ECLI:NL:HR:2021:1013

Hoge Raad

Datum uitspraak
25 juni 2021
Publicatiedatum
25 juni 2021
Zaaknummer
20/03674
Instantie
Hoge Raad
Type
Uitspraak
Rechtsgebied
Bestuursrecht; Belastingrecht
Procedures
  • Cassatie
Vindplaatsen
  • Rechtspraak.nl
AI samenvatting door LexboostAutomatisch gegenereerd

Cassatie tegen uitspraak Rechtbank Den Haag over belasting van personenauto’s en motorrijwielen

In deze zaak heeft de Hoge Raad op 25 juni 2021 uitspraak gedaan in het cassatieberoep van [X] B.V. tegen de Staatssecretaris van Financiën. De zaak betreft een verzet van belanghebbende tegen een uitspraak van de Rechtbank Den Haag, die op 13 oktober 2020 had geoordeeld over een door belanghebbende voldaan bedrag aan belasting van personenauto’s en motorrijwielen. Belanghebbende, vertegenwoordigd door A.F.M.J. Verhoeven, heeft beroep in cassatie ingesteld en daarbij verschillende middelen voorgesteld. De Staatssecretaris, vertegenwoordigd door [P], heeft een verweerschrift ingediend. Belanghebbende heeft een conclusie van repliek ingediend, maar deze werd door de Hoge Raad niet in overweging genomen omdat deze na de gestelde termijn was ingediend.
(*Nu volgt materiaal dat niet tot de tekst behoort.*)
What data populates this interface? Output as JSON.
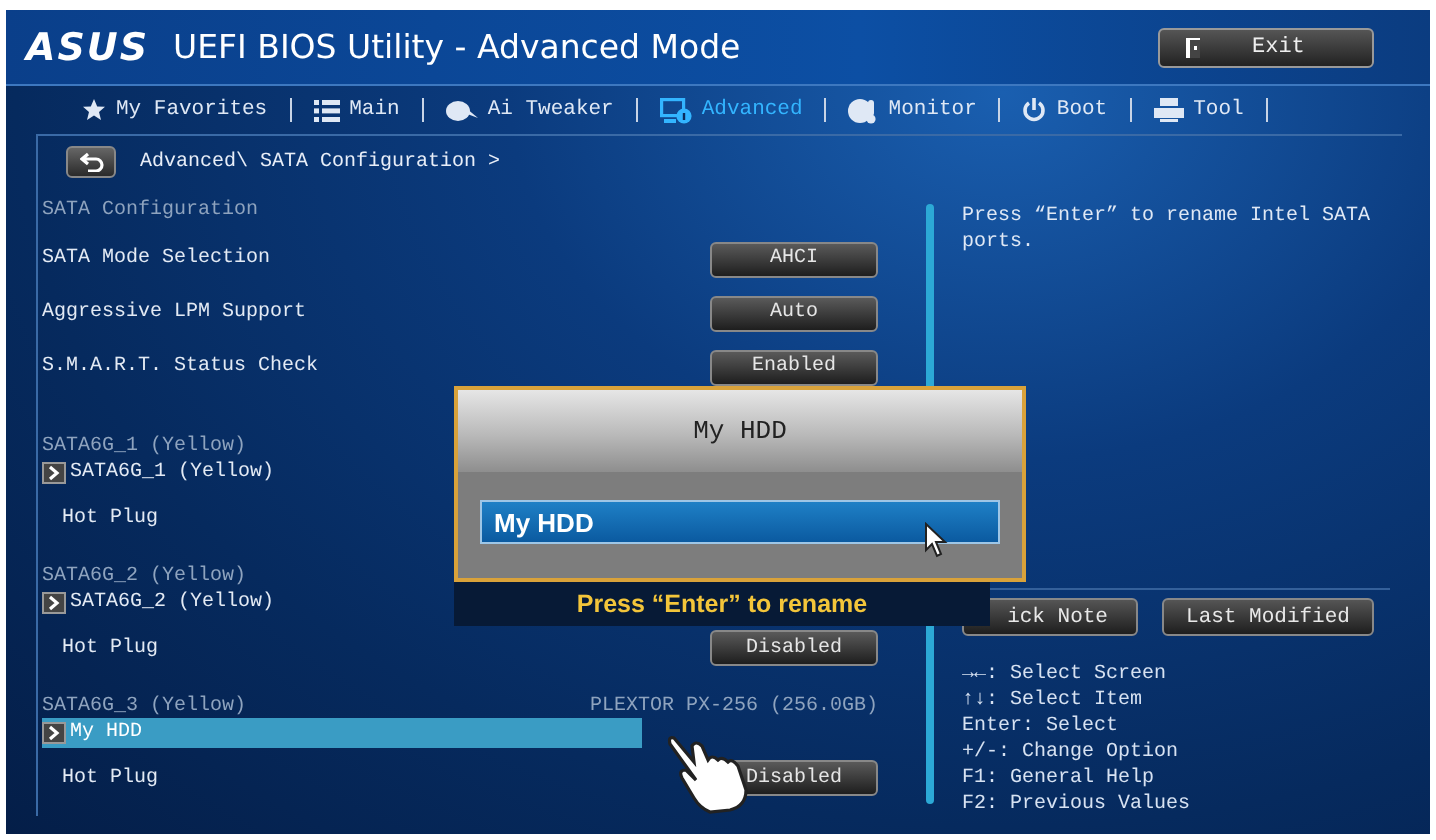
{
  "window": {
    "logo": "ASUS",
    "title": "UEFI BIOS Utility - Advanced Mode"
  },
  "exit_button": "Exit",
  "tabs": [
    {
      "label": "My Favorites",
      "selected": false
    },
    {
      "label": "Main",
      "selected": false
    },
    {
      "label": "Ai Tweaker",
      "selected": false
    },
    {
      "label": "Advanced",
      "selected": true
    },
    {
      "label": "Monitor",
      "selected": false
    },
    {
      "label": "Boot",
      "selected": false
    },
    {
      "label": "Tool",
      "selected": false
    }
  ],
  "breadcrumb": "Advanced\\ SATA Configuration >",
  "settings": [
    {
      "kind": "section",
      "label": "SATA Configuration"
    },
    {
      "kind": "option",
      "label": "SATA Mode Selection",
      "value": "AHCI"
    },
    {
      "kind": "option",
      "label": "Aggressive LPM Support",
      "value": "Auto"
    },
    {
      "kind": "option",
      "label": "S.M.A.R.T. Status Check",
      "value": "Enabled"
    },
    {
      "kind": "port",
      "label": "SATA6G_1 (Yellow)",
      "link": "SATA6G_1 (Yellow)",
      "selected": false
    },
    {
      "kind": "sub_option",
      "label": "Hot Plug"
    },
    {
      "kind": "port",
      "label": "SATA6G_2 (Yellow)",
      "link": "SATA6G_2 (Yellow)",
      "selected": false
    },
    {
      "kind": "sub_option",
      "label": "Hot Plug",
      "value": "Disabled"
    },
    {
      "kind": "port",
      "label": "SATA6G_3 (Yellow)",
      "device": "PLEXTOR PX-256 (256.0GB)",
      "link": "My HDD",
      "selected": true
    },
    {
      "kind": "sub_option",
      "label": "Hot Plug",
      "value": "Disabled"
    }
  ],
  "help_text": "Press “Enter” to rename Intel SATA ports.",
  "side_buttons": [
    "ick Note",
    "Last Modified"
  ],
  "key_hints": [
    "→←: Select Screen",
    "↑↓: Select Item",
    "Enter: Select",
    "+/-: Change Option",
    "F1: General Help",
    "F2: Previous Values"
  ],
  "dialog": {
    "title": "My HDD",
    "value": "My HDD",
    "hint": "Press “Enter” to rename"
  }
}
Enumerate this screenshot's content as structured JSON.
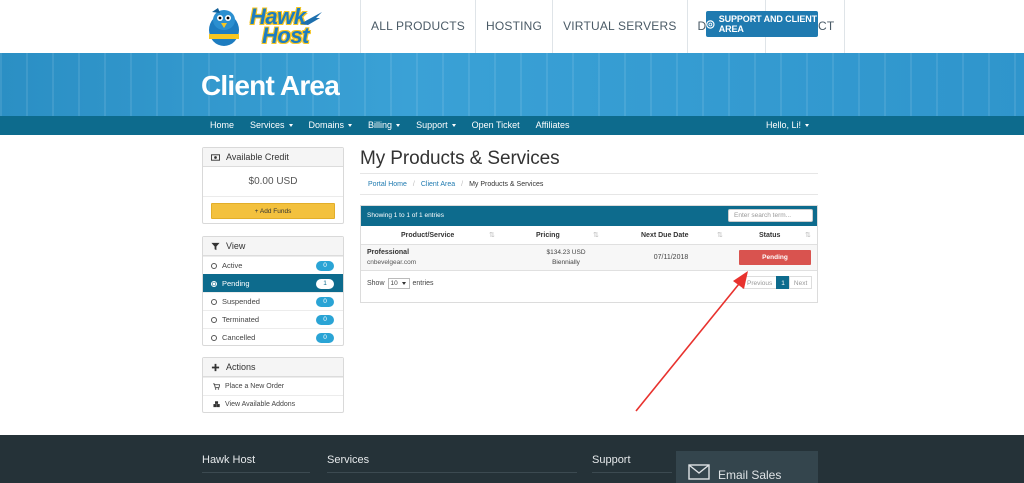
{
  "header": {
    "logo_line1": "Hawk",
    "logo_line2": "Host",
    "nav": [
      "ALL PRODUCTS",
      "HOSTING",
      "VIRTUAL SERVERS",
      "DOMAINS",
      "CONTACT"
    ],
    "support_button": "SUPPORT AND CLIENT AREA"
  },
  "hero": {
    "title": "Client Area"
  },
  "subnav": {
    "items": [
      {
        "label": "Home",
        "dropdown": false
      },
      {
        "label": "Services",
        "dropdown": true
      },
      {
        "label": "Domains",
        "dropdown": true
      },
      {
        "label": "Billing",
        "dropdown": true
      },
      {
        "label": "Support",
        "dropdown": true
      },
      {
        "label": "Open Ticket",
        "dropdown": false
      },
      {
        "label": "Affiliates",
        "dropdown": false
      }
    ],
    "greeting": "Hello, Li!"
  },
  "sidebar": {
    "credit": {
      "title": "Available Credit",
      "amount": "$0.00 USD",
      "button": "+ Add Funds"
    },
    "view": {
      "title": "View",
      "items": [
        {
          "label": "Active",
          "count": "0",
          "active": false
        },
        {
          "label": "Pending",
          "count": "1",
          "active": true
        },
        {
          "label": "Suspended",
          "count": "0",
          "active": false
        },
        {
          "label": "Terminated",
          "count": "0",
          "active": false
        },
        {
          "label": "Cancelled",
          "count": "0",
          "active": false
        }
      ]
    },
    "actions": {
      "title": "Actions",
      "items": [
        "Place a New Order",
        "View Available Addons"
      ]
    }
  },
  "main": {
    "title": "My Products & Services",
    "breadcrumb": [
      "Portal Home",
      "Client Area",
      "My Products & Services"
    ],
    "table": {
      "showing": "Showing 1 to 1 of 1 entries",
      "search_placeholder": "Enter search term...",
      "columns": [
        "Product/Service",
        "Pricing",
        "Next Due Date",
        "Status"
      ],
      "row": {
        "product": "Professional",
        "domain": "cnbevelgear.com",
        "price": "$134.23 USD",
        "cycle": "Biennially",
        "due": "07/11/2018",
        "status": "Pending"
      },
      "show_label": "Show",
      "length": "10",
      "entries_label": "entries",
      "pager": {
        "previous": "Previous",
        "page": "1",
        "next": "Next"
      }
    }
  },
  "footer": {
    "columns": [
      "Hawk Host",
      "Services",
      "Support"
    ],
    "email_sales": "Email Sales"
  },
  "colors": {
    "brand_blue": "#1f7ab0",
    "nav_teal": "#0d6b8d",
    "status_red": "#d9534f",
    "funds_yellow": "#f3c13e",
    "arrow_red": "#e8322e"
  }
}
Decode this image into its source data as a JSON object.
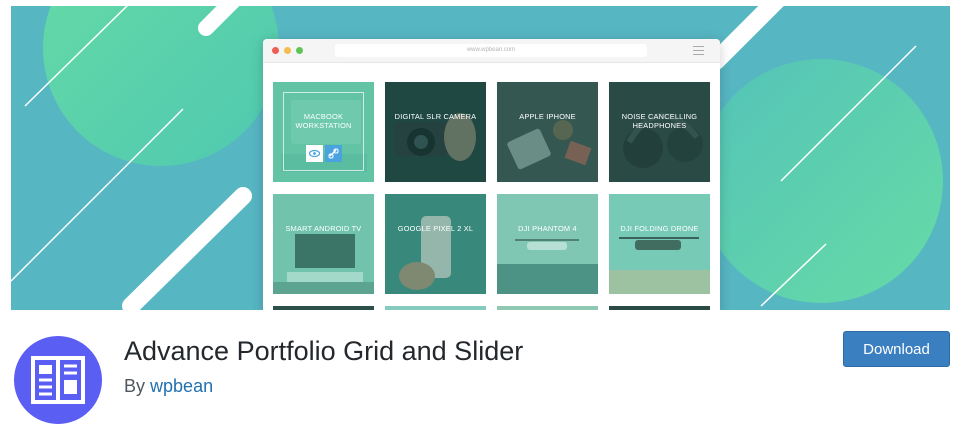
{
  "banner": {
    "url": "www.wpbean.com",
    "tiles": [
      {
        "title": "MACBOOK WORKSTATION"
      },
      {
        "title": "DIGITAL SLR CAMERA"
      },
      {
        "title": "APPLE IPHONE"
      },
      {
        "title": "NOISE CANCELLING HEADPHONES"
      },
      {
        "title": "SMART ANDROID TV"
      },
      {
        "title": "GOOGLE PIXEL 2 XL"
      },
      {
        "title": "DJI PHANTOM 4"
      },
      {
        "title": "DJI FOLDING DRONE"
      },
      {
        "title": ""
      },
      {
        "title": ""
      },
      {
        "title": ""
      },
      {
        "title": ""
      }
    ]
  },
  "plugin": {
    "title": "Advance Portfolio Grid and Slider",
    "by_label": "By",
    "author": "wpbean",
    "download_label": "Download"
  },
  "colors": {
    "banner_bg": "#56b6c2",
    "banner_circle": "#5fd9a0",
    "tile_overlay": "#4dbfa0",
    "icon_bg": "#5b5ef3",
    "download_bg": "#3a7fc0",
    "author_link": "#2271b1"
  },
  "icons": {
    "plugin": "grid-layout-icon",
    "tile_view": "eye-icon",
    "tile_link": "link-icon"
  }
}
De Hoge Raad heeft de voorgestelde middelen beoordeeld en geconcludeerd dat deze niet kunnen leiden tot vernietiging van de uitspraak van de Rechtbank. De Hoge Raad heeft geen verdere motivering gegeven, aangezien het niet nodig was om vragen te beantwoorden die van belang zijn voor de eenheid of ontwikkeling van het recht, zoals vermeld in artikel 81, lid 1, van de Wet op de rechterlijke organisatie. De Hoge Raad heeft ook geen aanleiding gezien om de Staatssecretaris te veroordelen in de proceskosten.
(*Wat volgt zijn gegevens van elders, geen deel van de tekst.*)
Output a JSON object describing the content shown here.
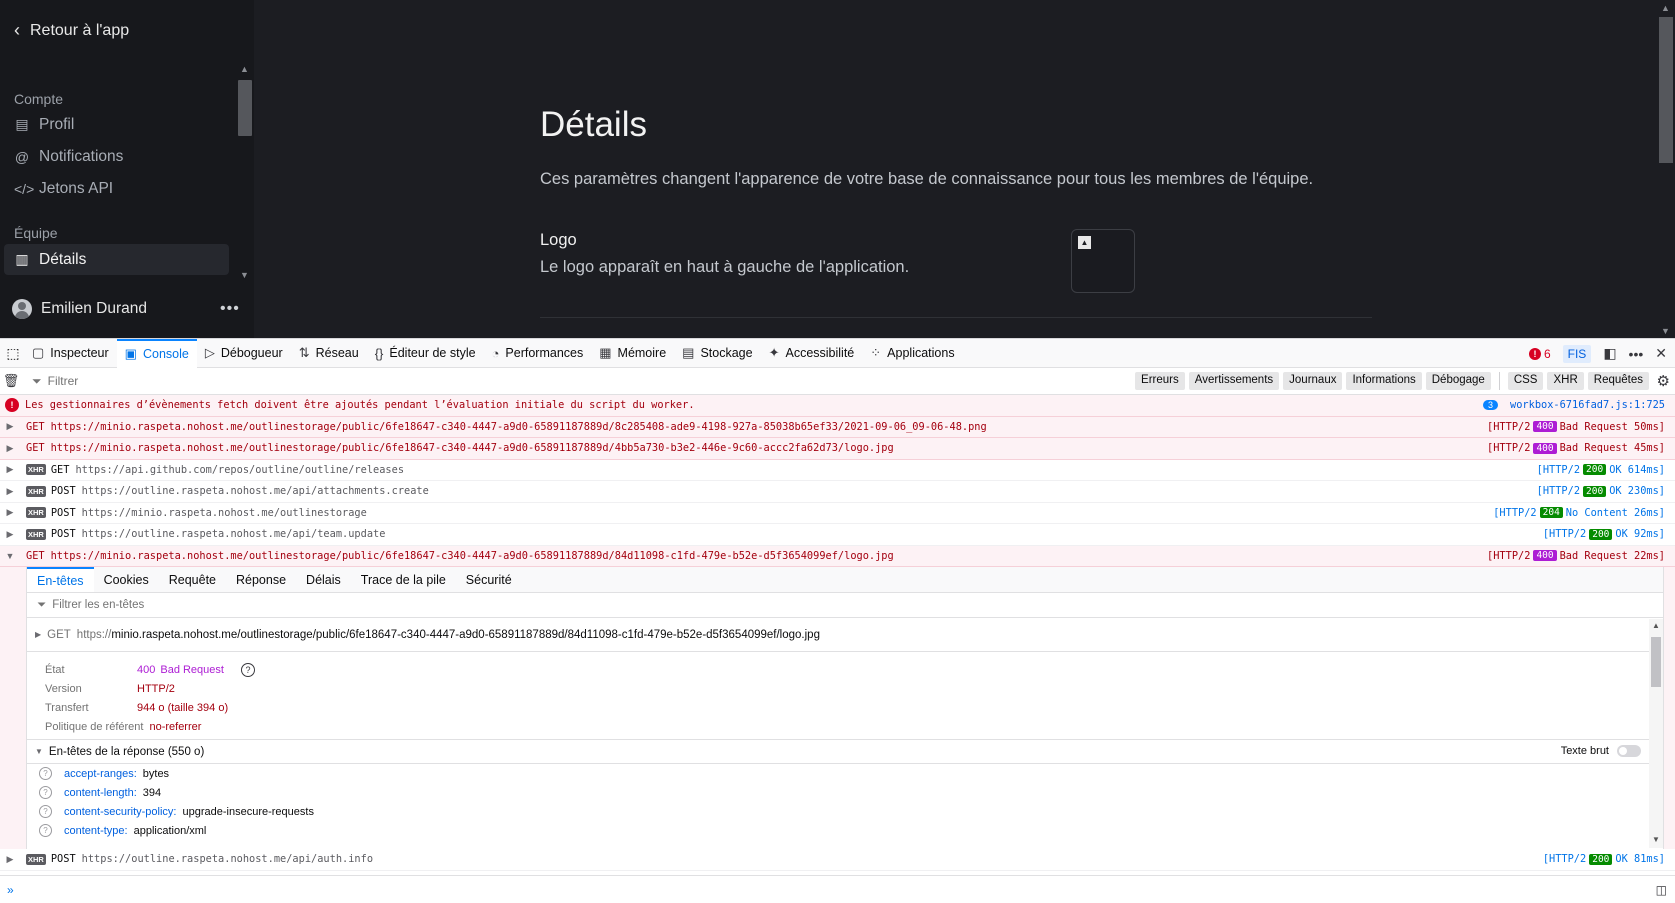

Uiteindelijk heeft de Hoge Raad het beroep in cassatie ongegrond verklaard. Dit arrest is gewezen door vice-president M.E. van Hilten als voorzitter, samen met de raadsheren E.N. Punt en P.M.F. van Loon, en is in het openbaar uitgesproken op 25 juni 2021.

Uitspraak

HOGE RAAD DER NEDERLANDEN
BELASTINGKAMER
Nummer20/03674
Datum25 juni 2021
ARREST
in de zaak van
[X] B.V. te [Z] (hierna: belanghebbende)
tegen
de STAATSSECRETARIS VAN FINANCIËN
op het beroep in cassatie tegen de uitspraak van de Rechtbank Den Haag van 13 oktober 2020, nr. SGR 19/4250 V, op het verzet van belanghebbende tegen een uitspraak van de Rechtbank betreffende een door belanghebbende op aangifte voldaan bedrag aan belasting van personenauto’s en motorrijwielen.

1.Geding in cassatie

Belanghebbende, vertegenwoordigd door A.F.M.J. Verhoeven, heeft tegen de uitspraak van de Rechtbank op het verzet beroep in cassatie ingesteld en daarbij een aantal middelen voorgesteld.
De Staatssecretaris, vertegenwoordigd door [P], heeft een verweerschrift ingediend.
Belanghebbende heeft een conclusie van repliek ingediend. Aangezien deze conclusie bij de Hoge Raad na afloop van de daartoe gestelde termijn is ingediend, slaat de Hoge Raad op dit stuk geen acht.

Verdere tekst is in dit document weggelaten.